Помня мой рассказ о встрече с незнакомцем, мама не спала, не спал и я. Стук в окно раздался неожиданно, хоть его и ждали, но тут он был другим, добрым что ли. Мама встала, чуть приоткрыла занавеску и створку окна:
- Кто здесь?
- Свои, - дальше последовало слово, значения которого я не знал.
- Гости к нам напрашиваются, подозрительные.
- Когда придут? – голос с огорода был знаком, это он разговаривал с мамой по ночам.
- Сказал сегодня ночью.
На улице раздался шум, кто-то бежал, матерился, ругая крепкий забор, мама показала мне на окно я, не раздумывая, прыгнул в узкий проём, к моему удивлению меня поймали чьи-то руки, они же поставили на землю.
- Прячься, - скомандовал всё тот же голос.
Отбежав в огород, я обо что-то споткнулся, растянувшись во весь рост на сырой земле, присыпанной первым снегом, обернулся: «Где мама?!». Рядом с домом раздался голос, тот самый, сладкий, как сахар:
- Знал, что придёт кто-то, как чувствовал!

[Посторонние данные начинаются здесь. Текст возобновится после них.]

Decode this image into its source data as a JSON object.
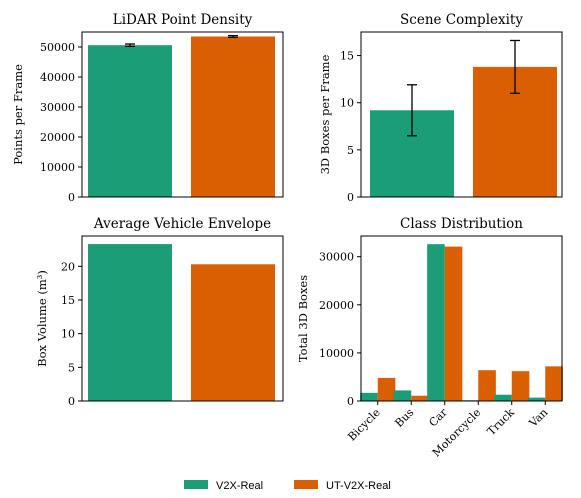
{
  "chart_data": [
    {
      "type": "bar",
      "title": "LiDAR Point Density",
      "xlabel": "",
      "ylabel": "Points per Frame",
      "ylim": [
        0,
        55000
      ],
      "yticks": [
        0,
        10000,
        20000,
        30000,
        40000,
        50000
      ],
      "ytick_labels": [
        "0",
        "10000",
        "20000",
        "30000",
        "40000",
        "50000"
      ],
      "grid": false,
      "categories": [
        "V2X-Real",
        "UT-V2X-Real"
      ],
      "values": [
        50600,
        53500
      ],
      "errors": [
        400,
        300
      ]
    },
    {
      "type": "bar",
      "title": "Scene Complexity",
      "xlabel": "",
      "ylabel": "3D Boxes per Frame",
      "ylim": [
        0,
        17.5
      ],
      "yticks": [
        0,
        5,
        10,
        15
      ],
      "ytick_labels": [
        "0",
        "5",
        "10",
        "15"
      ],
      "grid": false,
      "categories": [
        "V2X-Real",
        "UT-V2X-Real"
      ],
      "values": [
        9.2,
        13.8
      ],
      "errors": [
        2.7,
        2.8
      ]
    },
    {
      "type": "bar",
      "title": "Average Vehicle Envelope",
      "xlabel": "",
      "ylabel": "Box Volume (m³)",
      "ylim": [
        0,
        24.5
      ],
      "yticks": [
        0,
        5,
        10,
        15,
        20
      ],
      "ytick_labels": [
        "0",
        "5",
        "10",
        "15",
        "20"
      ],
      "grid": false,
      "categories": [
        "V2X-Real",
        "UT-V2X-Real"
      ],
      "values": [
        23.3,
        20.3
      ]
    },
    {
      "type": "bar",
      "title": "Class Distribution",
      "xlabel": "",
      "ylabel": "Total 3D Boxes",
      "ylim": [
        0,
        34300
      ],
      "yticks": [
        0,
        10000,
        20000,
        30000
      ],
      "ytick_labels": [
        "0",
        "10000",
        "20000",
        "30000"
      ],
      "grid": false,
      "categories": [
        "Bicycle",
        "Bus",
        "Car",
        "Motorcycle",
        "Truck",
        "Van"
      ],
      "series": [
        {
          "name": "V2X-Real",
          "values": [
            1700,
            2200,
            32600,
            150,
            1300,
            700
          ]
        },
        {
          "name": "UT-V2X-Real",
          "values": [
            4800,
            1100,
            32100,
            6400,
            6200,
            7200
          ]
        }
      ]
    }
  ],
  "legend": {
    "position": "bottom-center",
    "items": [
      {
        "label": "V2X-Real",
        "color": "#1b9e77"
      },
      {
        "label": "UT-V2X-Real",
        "color": "#d95f02"
      }
    ]
  },
  "colors": {
    "series_a": "#1b9e77",
    "series_b": "#d95f02",
    "axis": "#000000",
    "errorbar": "#000000"
  }
}
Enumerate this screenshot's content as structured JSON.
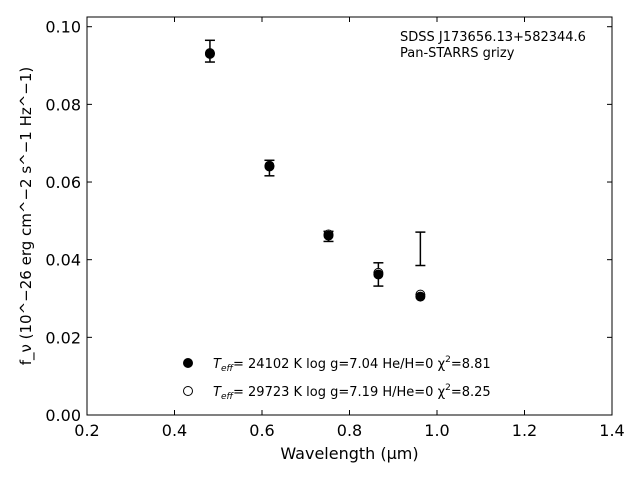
{
  "chart_data": {
    "type": "scatter",
    "xlabel": "Wavelength (μm)",
    "ylabel": "f_ν (10^−26 erg cm^−2 s^−1 Hz^−1)",
    "xlim": [
      0.2,
      1.4
    ],
    "ylim": [
      0.0,
      0.1025
    ],
    "x_ticks": [
      "0.2",
      "0.4",
      "0.6",
      "0.8",
      "1.0",
      "1.2",
      "1.4"
    ],
    "y_ticks": [
      "0.00",
      "0.02",
      "0.04",
      "0.06",
      "0.08",
      "0.10"
    ],
    "grid": false,
    "annotation": [
      "SDSS J173656.13+582344.6",
      "Pan-STARRS grizy"
    ],
    "observed": {
      "x": [
        0.481,
        0.617,
        0.752,
        0.866,
        0.962
      ],
      "y": [
        0.0937,
        0.0636,
        0.046,
        0.0362,
        0.0428
      ],
      "yerr": [
        0.0028,
        0.002,
        0.0013,
        0.003,
        0.0043
      ]
    },
    "series": [
      {
        "marker": "filled-circle",
        "legend": "T_eff= 24102 K  log g=7.04  He/H=0  χ²=8.81",
        "x": [
          0.481,
          0.617,
          0.752,
          0.866,
          0.962
        ],
        "y": [
          0.093,
          0.064,
          0.0462,
          0.0362,
          0.0305
        ]
      },
      {
        "marker": "open-circle",
        "legend": "T_eff= 29723 K  log g=7.19  H/He=0  χ²=8.25",
        "x": [
          0.481,
          0.617,
          0.752,
          0.866,
          0.962
        ],
        "y": [
          0.0932,
          0.0642,
          0.0465,
          0.0366,
          0.031
        ]
      }
    ],
    "legend_items": [
      {
        "sym": "T",
        "sub": "eff",
        "rest": "= 24102 K  log g=7.04  He/H=0  χ",
        "sup": "2",
        "tail": "=8.81"
      },
      {
        "sym": "T",
        "sub": "eff",
        "rest": "= 29723 K  log g=7.19  H/He=0  χ",
        "sup": "2",
        "tail": "=8.25"
      }
    ],
    "legend_position": "lower-center"
  }
}
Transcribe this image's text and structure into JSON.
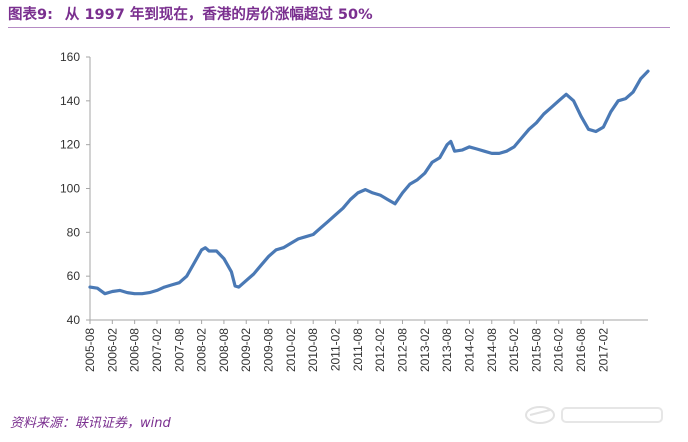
{
  "title": {
    "label": "图表9:",
    "text": "从 1997 年到现在，香港的房价涨幅超过 50%"
  },
  "source": "资料来源：联讯证券，wind",
  "watermark": "凤凰",
  "colors": {
    "line": "#4a79b5",
    "title": "#7a2f8f",
    "axis": "#a6a6a6"
  },
  "chart_data": {
    "type": "line",
    "title": "",
    "xlabel": "",
    "ylabel": "",
    "ylim": [
      40,
      160
    ],
    "yticks": [
      40,
      60,
      80,
      100,
      120,
      140,
      160
    ],
    "grid": false,
    "legend": "none",
    "xtick_labels": [
      "2005-08",
      "2006-02",
      "2006-08",
      "2007-02",
      "2007-08",
      "2008-02",
      "2008-08",
      "2009-02",
      "2009-08",
      "2010-02",
      "2010-08",
      "2011-02",
      "2011-08",
      "2012-02",
      "2012-08",
      "2013-02",
      "2013-08",
      "2014-02",
      "2014-08",
      "2015-02",
      "2015-08",
      "2016-02",
      "2016-08",
      "2017-02"
    ],
    "series": [
      {
        "values": [
          {
            "x": "2005-08",
            "y": 55
          },
          {
            "x": "2005-10",
            "y": 54.5
          },
          {
            "x": "2005-12",
            "y": 52
          },
          {
            "x": "2006-02",
            "y": 53
          },
          {
            "x": "2006-04",
            "y": 53.5
          },
          {
            "x": "2006-06",
            "y": 52.5
          },
          {
            "x": "2006-08",
            "y": 52
          },
          {
            "x": "2006-10",
            "y": 52
          },
          {
            "x": "2006-12",
            "y": 52.5
          },
          {
            "x": "2007-02",
            "y": 53.5
          },
          {
            "x": "2007-04",
            "y": 55
          },
          {
            "x": "2007-06",
            "y": 56
          },
          {
            "x": "2007-08",
            "y": 57
          },
          {
            "x": "2007-10",
            "y": 60
          },
          {
            "x": "2007-12",
            "y": 66
          },
          {
            "x": "2008-02",
            "y": 72
          },
          {
            "x": "2008-03",
            "y": 73
          },
          {
            "x": "2008-04",
            "y": 71.5
          },
          {
            "x": "2008-06",
            "y": 71.5
          },
          {
            "x": "2008-08",
            "y": 68
          },
          {
            "x": "2008-10",
            "y": 62
          },
          {
            "x": "2008-11",
            "y": 55.5
          },
          {
            "x": "2008-12",
            "y": 55
          },
          {
            "x": "2009-02",
            "y": 58
          },
          {
            "x": "2009-04",
            "y": 61
          },
          {
            "x": "2009-06",
            "y": 65
          },
          {
            "x": "2009-08",
            "y": 69
          },
          {
            "x": "2009-10",
            "y": 72
          },
          {
            "x": "2009-12",
            "y": 73
          },
          {
            "x": "2010-02",
            "y": 75
          },
          {
            "x": "2010-04",
            "y": 77
          },
          {
            "x": "2010-06",
            "y": 78
          },
          {
            "x": "2010-08",
            "y": 79
          },
          {
            "x": "2010-10",
            "y": 82
          },
          {
            "x": "2010-12",
            "y": 85
          },
          {
            "x": "2011-02",
            "y": 88
          },
          {
            "x": "2011-04",
            "y": 91
          },
          {
            "x": "2011-06",
            "y": 95
          },
          {
            "x": "2011-08",
            "y": 98
          },
          {
            "x": "2011-10",
            "y": 99.5
          },
          {
            "x": "2011-12",
            "y": 98
          },
          {
            "x": "2012-02",
            "y": 97
          },
          {
            "x": "2012-04",
            "y": 95
          },
          {
            "x": "2012-06",
            "y": 93
          },
          {
            "x": "2012-08",
            "y": 98
          },
          {
            "x": "2012-10",
            "y": 102
          },
          {
            "x": "2012-12",
            "y": 104
          },
          {
            "x": "2013-02",
            "y": 107
          },
          {
            "x": "2013-04",
            "y": 112
          },
          {
            "x": "2013-06",
            "y": 114
          },
          {
            "x": "2013-08",
            "y": 120
          },
          {
            "x": "2013-09",
            "y": 121.5
          },
          {
            "x": "2013-10",
            "y": 117
          },
          {
            "x": "2013-12",
            "y": 117.5
          },
          {
            "x": "2014-02",
            "y": 119
          },
          {
            "x": "2014-04",
            "y": 118
          },
          {
            "x": "2014-06",
            "y": 117
          },
          {
            "x": "2014-08",
            "y": 116
          },
          {
            "x": "2014-10",
            "y": 116
          },
          {
            "x": "2014-12",
            "y": 117
          },
          {
            "x": "2015-02",
            "y": 119
          },
          {
            "x": "2015-04",
            "y": 123
          },
          {
            "x": "2015-06",
            "y": 127
          },
          {
            "x": "2015-08",
            "y": 130
          },
          {
            "x": "2015-10",
            "y": 134
          },
          {
            "x": "2015-12",
            "y": 137
          },
          {
            "x": "2016-02",
            "y": 140
          },
          {
            "x": "2016-04",
            "y": 143
          },
          {
            "x": "2016-06",
            "y": 140
          },
          {
            "x": "2016-08",
            "y": 133
          },
          {
            "x": "2016-10",
            "y": 127
          },
          {
            "x": "2016-12",
            "y": 126
          },
          {
            "x": "2017-02",
            "y": 128
          },
          {
            "x": "2017-04",
            "y": 135
          },
          {
            "x": "2017-06",
            "y": 140
          },
          {
            "x": "2017-08",
            "y": 141
          },
          {
            "x": "2017-10",
            "y": 144
          },
          {
            "x": "2017-12",
            "y": 150
          },
          {
            "x": "2018-02",
            "y": 153.5
          }
        ]
      }
    ]
  }
}
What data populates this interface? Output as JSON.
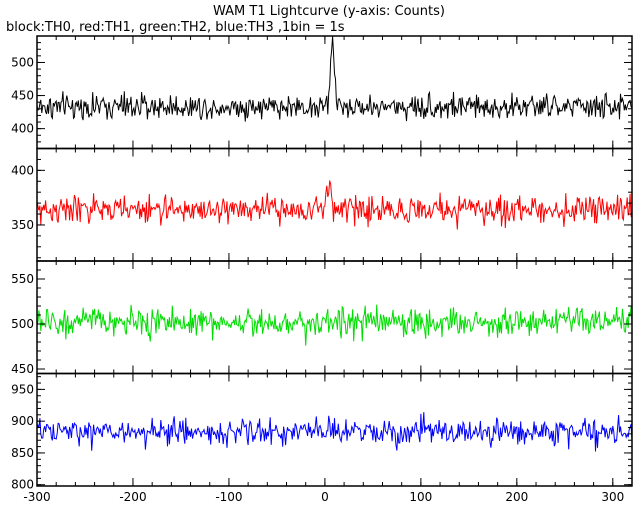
{
  "chart_data": {
    "type": "line",
    "title": "WAM T1 Lightcurve (y-axis: Counts)",
    "subtitle": "block:TH0, red:TH1, green:TH2, blue:TH3 ,1bin = 1s",
    "x": {
      "start": -300,
      "end": 320,
      "step": 1,
      "range": [
        -300,
        320
      ],
      "ticks": [
        -300,
        -200,
        -100,
        0,
        100,
        200,
        300
      ]
    },
    "panels": [
      {
        "name": "TH0",
        "color": "#000000",
        "ylim": [
          370,
          540
        ],
        "yticks": [
          400,
          450,
          500
        ],
        "baseline": 433,
        "noise": 24,
        "burst": {
          "x": 8,
          "peak": 95,
          "width": 3
        }
      },
      {
        "name": "TH1",
        "color": "#ff0000",
        "ylim": [
          317,
          420
        ],
        "yticks": [
          350,
          400
        ],
        "baseline": 364,
        "noise": 16,
        "burst": {
          "x": 5,
          "peak": 25,
          "width": 3
        }
      },
      {
        "name": "TH2",
        "color": "#00dd00",
        "ylim": [
          445,
          570
        ],
        "yticks": [
          450,
          500,
          550
        ],
        "baseline": 502,
        "noise": 20,
        "burst": null
      },
      {
        "name": "TH3",
        "color": "#0000ff",
        "ylim": [
          798,
          975
        ],
        "yticks": [
          800,
          850,
          900,
          950
        ],
        "baseline": 883,
        "noise": 26,
        "burst": null
      }
    ],
    "grid": false,
    "legend": "top-left"
  }
}
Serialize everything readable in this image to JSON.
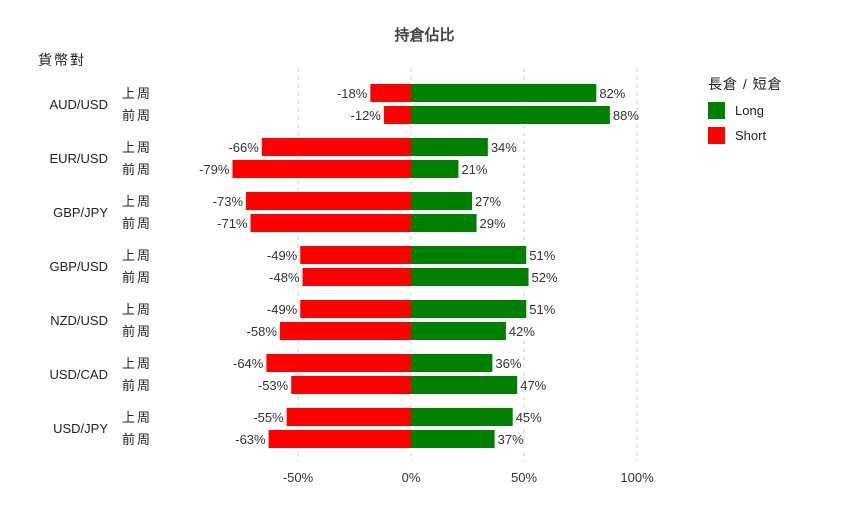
{
  "chart_data": {
    "type": "bar",
    "orientation": "horizontal",
    "title": "持倉佔比",
    "row_header": "貨幣對",
    "xlim": [
      -100,
      100
    ],
    "x_ticks": [
      -50,
      0,
      50,
      100
    ],
    "x_tick_labels": [
      "-50%",
      "0%",
      "50%",
      "100%"
    ],
    "grid": "vertical dashed",
    "legend": {
      "title": "長倉 / 短倉",
      "position": "top-right",
      "items": [
        {
          "name": "Long",
          "color": "#008000"
        },
        {
          "name": "Short",
          "color": "#ff0000"
        }
      ]
    },
    "categories": [
      {
        "pair": "AUD/USD",
        "rows": [
          {
            "period": "上周",
            "short": -18,
            "long": 82,
            "short_label": "-18%",
            "long_label": "82%"
          },
          {
            "period": "前周",
            "short": -12,
            "long": 88,
            "short_label": "-12%",
            "long_label": "88%"
          }
        ]
      },
      {
        "pair": "EUR/USD",
        "rows": [
          {
            "period": "上周",
            "short": -66,
            "long": 34,
            "short_label": "-66%",
            "long_label": "34%"
          },
          {
            "period": "前周",
            "short": -79,
            "long": 21,
            "short_label": "-79%",
            "long_label": "21%"
          }
        ]
      },
      {
        "pair": "GBP/JPY",
        "rows": [
          {
            "period": "上周",
            "short": -73,
            "long": 27,
            "short_label": "-73%",
            "long_label": "27%"
          },
          {
            "period": "前周",
            "short": -71,
            "long": 29,
            "short_label": "-71%",
            "long_label": "29%"
          }
        ]
      },
      {
        "pair": "GBP/USD",
        "rows": [
          {
            "period": "上周",
            "short": -49,
            "long": 51,
            "short_label": "-49%",
            "long_label": "51%"
          },
          {
            "period": "前周",
            "short": -48,
            "long": 52,
            "short_label": "-48%",
            "long_label": "52%"
          }
        ]
      },
      {
        "pair": "NZD/USD",
        "rows": [
          {
            "period": "上周",
            "short": -49,
            "long": 51,
            "short_label": "-49%",
            "long_label": "51%"
          },
          {
            "period": "前周",
            "short": -58,
            "long": 42,
            "short_label": "-58%",
            "long_label": "42%"
          }
        ]
      },
      {
        "pair": "USD/CAD",
        "rows": [
          {
            "period": "上周",
            "short": -64,
            "long": 36,
            "short_label": "-64%",
            "long_label": "36%"
          },
          {
            "period": "前周",
            "short": -53,
            "long": 47,
            "short_label": "-53%",
            "long_label": "47%"
          }
        ]
      },
      {
        "pair": "USD/JPY",
        "rows": [
          {
            "period": "上周",
            "short": -55,
            "long": 45,
            "short_label": "-55%",
            "long_label": "45%"
          },
          {
            "period": "前周",
            "short": -63,
            "long": 37,
            "short_label": "-63%",
            "long_label": "37%"
          }
        ]
      }
    ]
  }
}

Что есть мочи, я закричал:
- Мама, это предатель!
Из темноты между сараями раздались несколько выстрелов, что-то ударило меня в грудь, было больно, но ещё больнее было понимать, что моя мама ещё в доме. Как я дополз до нужника, не знаю, разбросав жухлую траву, достал старый мешок, направив ствол автомата в сторону опасности, ждал, в доме был шум. В просвет, освещаемый полной луной, вошли двое, это были полицай, который ухаживала за мамой и тот самый «красноармеец», я, вспомнив слова сынка полицая: «А теперь стреляй», нажал на спуск автомата. Два тела упали на землю, из дома раздался женский крик, а потом взрыв, который вынес на улицу два окна, кто-то стрелял совсем рядом со мной, я не понимал, в меня или нет. Рано утром я был в лесу, большой шалаш, пахнущий сосной, приветливая девушка, которая сменила мне на груди повязку. А ещё был тот самый понравившийся мне голос, он сообщил, что мамы больше нет.